Dimensy.id Mobile
Dimensy.id
Apollo Solar Panel

Trade War China-AS: Dampak Depresiasi Yuan terhadap Stabilitas Ekonomi Dunia

Kamis, 08 Agustus 2019, 15:28 WIB
Trade War China-AS: Dampak Depresiasi Yuan terhadap Stabilitas Ekonomi Dunia
PASAR keuangan dunia mengalami gejolak dan perseteruan dagang Amerika-China makin memanas.

Kondisi tersebut dipicu dari kebijakan terbaru bank sentral Tiongkok (PBoC-People’s Bank of China) yang melakukan pelemahan (depresiasi) Yuan pada hari senin (5/8). Yuan tercatat tenggelam ke rekor rendah sebesar lebih dari 7.10 yuan per dolar menurut The Wall Street.

Tindakan sengaja tersebut adalah hal pertama kali dilakukan PBoC sejak krisis 2008.

Langkah depresiasi tersebut dinilai sebagai balasan atas ancaman Presiden Amerika Serikat (AS) Donald Trump.

Presiden AS dari partai republik itu mengancam untuk mengenakan tarif 10 persen atas produk-produk Tiongkok senilai USD300 miliar yang efektif pda 1 September mendatang.

Depresiasi Yuan tersebut langsung disikapi aksi penjualan (sell off) saham global.

Di pasar offshore yuan diperdagangkan pada 7.0949 per dolar, setelah berpindah tangan pasar onshore Yuan diperdagangkan di 7.0507.

Pergerakan yuan tersebut terjadi setelah PBoC (Bank Sentral Tiongkok) menetapakan kebijakan kurs referensi harian baru yaitu lebih dari 6.9 yuan per dolar. Dalam pasar onshore, Yuan diperbolehkan bergerak dalam sebuah band yang dapat berfluktuasi 2% dari kurs referensi tersebut.

Kenapa terjadi aksi penjualan (sell off) di Wall Street?

Para ekonom dan traders berdebat apakah pelemahan yuan disengaja oleh Beijing untuk menjadikan yuan sebagai senjata di perang perdagangan.

Para pialang Wall Street kemudian melakukan pelarian aset saham dan aset lainnya yang dianggap memiliki prospek risiko pukulan tinggi jika terjadi ketegangan lanjutan perang dagang AS dan Cina.

Fenomena Wall Street tersebut kemudian menyebar ke pasar saham global lainnya sampai senin sore.
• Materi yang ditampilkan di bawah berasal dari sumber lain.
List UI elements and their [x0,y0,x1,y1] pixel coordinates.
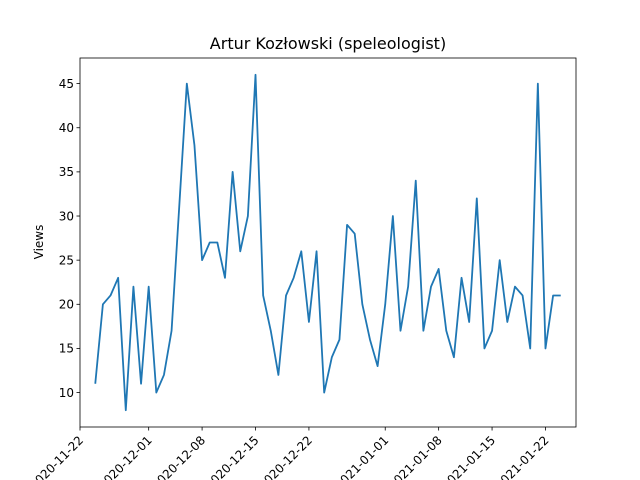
data-point [468,320,471,323]
data-point [491,329,494,332]
data-point [170,329,173,332]
y-tick-label: 10 [59,386,74,400]
data-point [483,347,486,350]
series-line [94,73,561,412]
data-point [529,347,532,350]
data-point [132,285,135,288]
y-tick-label: 35 [59,165,74,179]
data-point [147,285,150,288]
data-point [521,294,524,297]
data-point [399,329,402,332]
data-point [552,294,555,297]
data-point [140,382,143,385]
data-point [285,294,288,297]
data-point [323,391,326,394]
data-point [422,329,425,332]
data-point [384,303,387,306]
data-point [498,259,501,262]
data-point [231,170,234,173]
data-point [376,365,379,368]
data-point [391,215,394,218]
data-point [452,356,455,359]
data-point [124,409,127,412]
data-point [239,250,242,253]
y-tick-label: 20 [59,298,74,312]
data-point [338,338,341,341]
data-point [208,241,211,244]
data-point [292,276,295,279]
plot-frame [79,57,577,428]
data-point [353,232,356,235]
data-point [201,259,204,262]
data-point [216,241,219,244]
data-point [559,294,562,297]
data-point [315,250,318,253]
data-point [109,294,112,297]
data-point [460,276,463,279]
data-point [361,303,364,306]
data-point [117,276,120,279]
data-point [307,320,310,323]
data-point [162,373,165,376]
data-point [262,294,265,297]
data-point [185,82,188,85]
data-point [300,250,303,253]
data-point [223,276,226,279]
data-point [430,285,433,288]
data-point [155,391,158,394]
y-tick-label: 15 [59,342,74,356]
data-point [513,285,516,288]
data-point [536,82,539,85]
data-point [277,373,280,376]
data-point [269,329,272,332]
data-point [445,329,448,332]
y-tick-label: 45 [59,77,74,91]
y-tick-label: 30 [59,209,74,223]
data-point [475,197,478,200]
data-point [101,303,104,306]
data-point [246,215,249,218]
data-point [544,347,547,350]
data-point [407,285,410,288]
data-point [437,267,440,270]
data-point [414,179,417,182]
y-tick-label: 25 [59,253,74,267]
data-point [94,382,97,385]
data-point [330,356,333,359]
data-point [506,320,509,323]
y-tick-label: 40 [59,121,74,135]
data-point [254,73,257,76]
data-point [368,338,371,341]
chart-title: Artur Kozłowski (speleologist) [210,34,446,53]
data-point [346,223,349,226]
data-point [193,144,196,147]
data-point [178,206,181,209]
y-axis-label: Views [32,225,46,260]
Dow Jones Industrial jatuh hampir 900 poin, atau 3,4%, sementara di S&P 500 turun sekitar 3,5%. Komposit Nasdaq tech merosot 4%.
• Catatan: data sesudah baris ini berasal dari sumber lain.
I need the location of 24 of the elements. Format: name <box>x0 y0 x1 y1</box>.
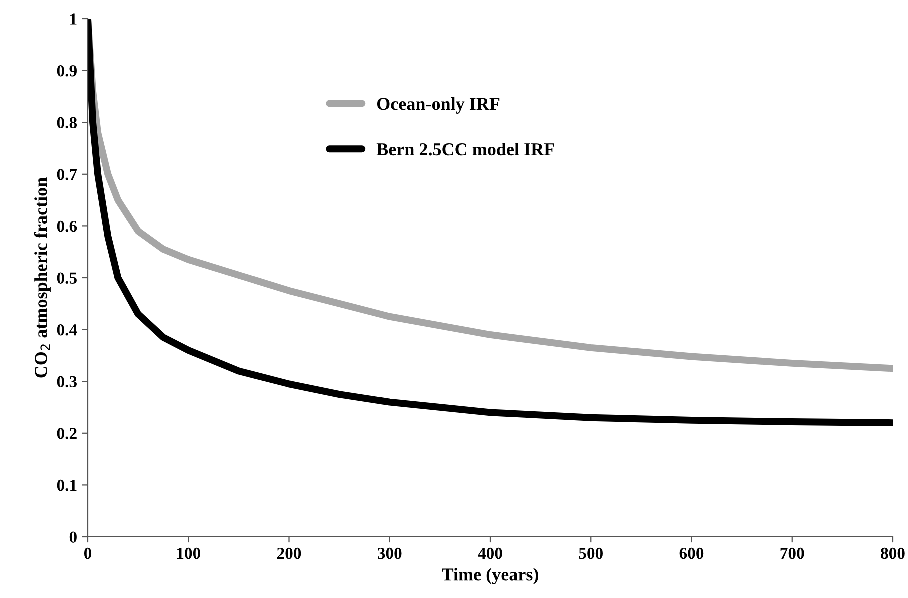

Mayoritas analis berpendapat sebaiknya kesepakatan dagang Amerika dan Tiongkok segera terjadi.

Tiongkok telah menggunakan senjata mata uang dan senjata tersebut diduga akan memicu gejolak mata uang lain (currency war) untuk sengaja melemahkan diri untuk keuntungan ekspor produknya.

Para pejabat Tiongkok tidak menyangkal tafsiran itu. Bahkan pernyataan resmi dari pihak PBoC (Bank Sentral Tiongkok) mengatakan bahwa penurunan mata Yuan terjadi karena efek dari reaksi unilateralist dan tindakan keseimbangan dari sikap proteksionis dalam perdagangan.
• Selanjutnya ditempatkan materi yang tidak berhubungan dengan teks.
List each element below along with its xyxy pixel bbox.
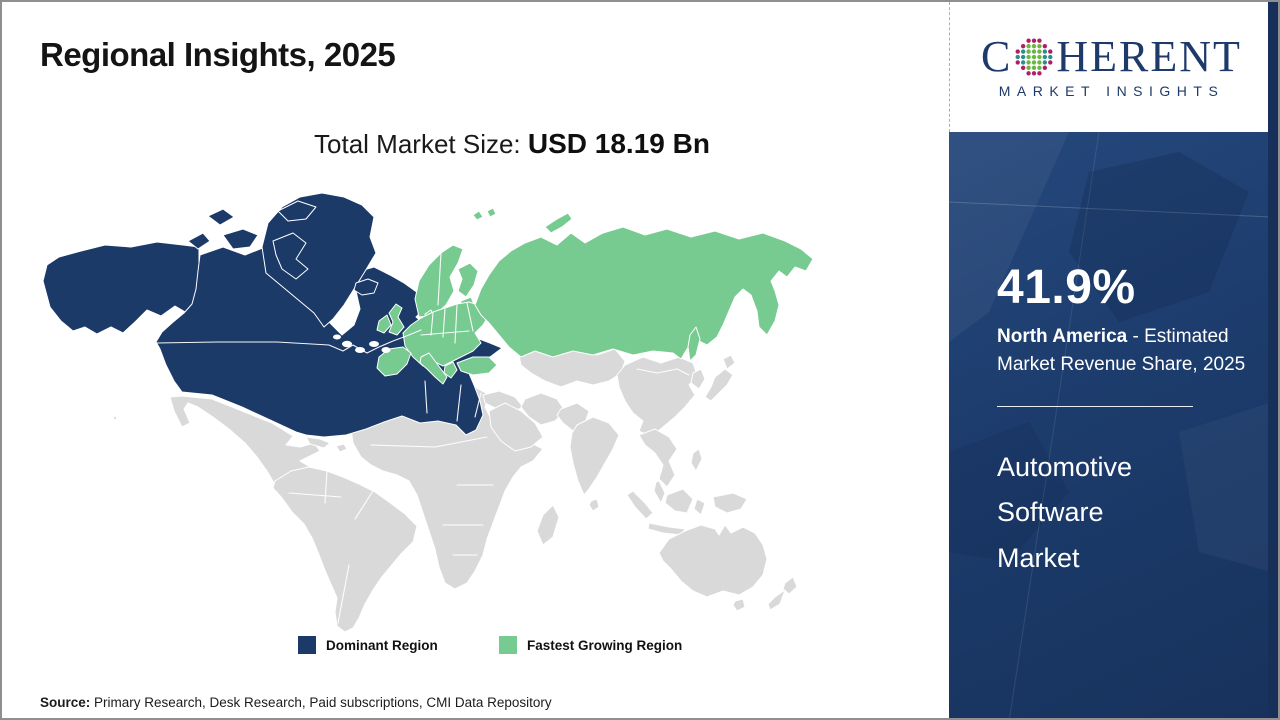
logo-subtitle: MARKET INSIGHTS [998, 83, 1225, 99]
sidebar: 41.9% North America - Estimated Market R… [949, 132, 1272, 718]
fastest-growing-region-swatch [499, 636, 517, 654]
share-value: 41.9% [997, 261, 1136, 314]
dominant-region-swatch [298, 636, 316, 654]
map-region-other [112, 348, 798, 632]
source-text: Primary Research, Desk Research, Paid su… [90, 695, 552, 710]
page-title: Regional Insights, 2025 [40, 36, 396, 73]
legend-item-fastest-growing: Fastest Growing Region [499, 636, 682, 654]
share-region: North America [997, 326, 1128, 347]
map-border-lines [155, 252, 690, 624]
sidebar-texture [949, 132, 1272, 718]
total-market-size-label: Total Market Size: [314, 129, 528, 159]
map-legend: Dominant Region Fastest Growing Region [2, 636, 949, 662]
logo: C HERENT MARKET INSIGHTS [949, 2, 1273, 132]
share-description: North America - Estimated Market Revenue… [997, 323, 1259, 378]
legend-label: Fastest Growing Region [527, 637, 683, 653]
market-name: Automotive Software Market [997, 452, 1133, 573]
logo-wordmark: C HERENT [981, 35, 1242, 79]
total-market-size-value: USD 18.19 Bn [527, 128, 710, 159]
globe-icon [1015, 38, 1053, 76]
world-map-svg [42, 192, 814, 632]
right-edge-bar [1268, 2, 1278, 718]
world-map [37, 185, 932, 632]
legend-item-dominant: Dominant Region [298, 636, 438, 654]
legend-label: Dominant Region [326, 637, 438, 653]
source-note: Source: Primary Research, Desk Research,… [40, 695, 552, 710]
sidebar-divider [997, 406, 1193, 408]
source-label: Source: [40, 695, 91, 710]
logo-suffix: HERENT [1056, 32, 1242, 81]
logo-prefix: C [981, 32, 1013, 81]
total-market-size: Total Market Size: USD 18.19 Bn [72, 128, 952, 160]
share-desc-text: - Estimated Market Revenue Share, 2025 [997, 326, 1246, 375]
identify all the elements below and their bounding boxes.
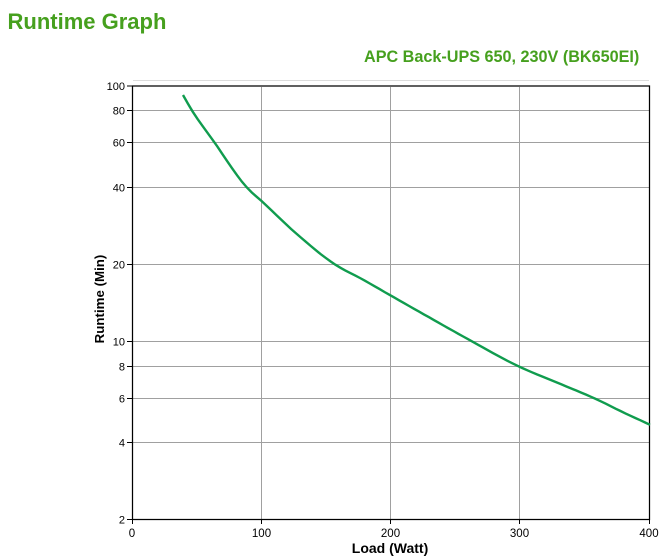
- svg-text:60: 60: [113, 138, 125, 150]
- svg-text:4: 4: [119, 438, 125, 450]
- svg-text:0: 0: [129, 528, 135, 540]
- svg-text:80: 80: [113, 106, 125, 118]
- svg-text:Runtime (Min): Runtime (Min): [92, 255, 107, 344]
- svg-text:20: 20: [113, 260, 125, 272]
- svg-text:2: 2: [119, 515, 125, 527]
- svg-text:6: 6: [119, 394, 125, 406]
- svg-text:40: 40: [113, 183, 125, 195]
- svg-text:200: 200: [381, 528, 400, 540]
- svg-text:Load (Watt): Load (Watt): [352, 540, 428, 556]
- svg-text:8: 8: [119, 362, 125, 374]
- svg-text:100: 100: [107, 81, 125, 93]
- svg-text:300: 300: [510, 528, 529, 540]
- svg-text:100: 100: [252, 528, 271, 540]
- svg-text:10: 10: [113, 337, 125, 349]
- svg-text:400: 400: [639, 528, 658, 540]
Langkah tersebut membuat Trump marah dan menuduh Cina melakukan "manipulasi mata uang" dalam serangkaian tweets-nya.
"China dropped the price of their currency to an almost a historic low. It’s called “currency manipulation.” Are you listening Federal Reserve? This is a major violation which will greatly weaken China over time!"
Apakah Tiongkok menghendaki perang menggunakan senjata Yuan?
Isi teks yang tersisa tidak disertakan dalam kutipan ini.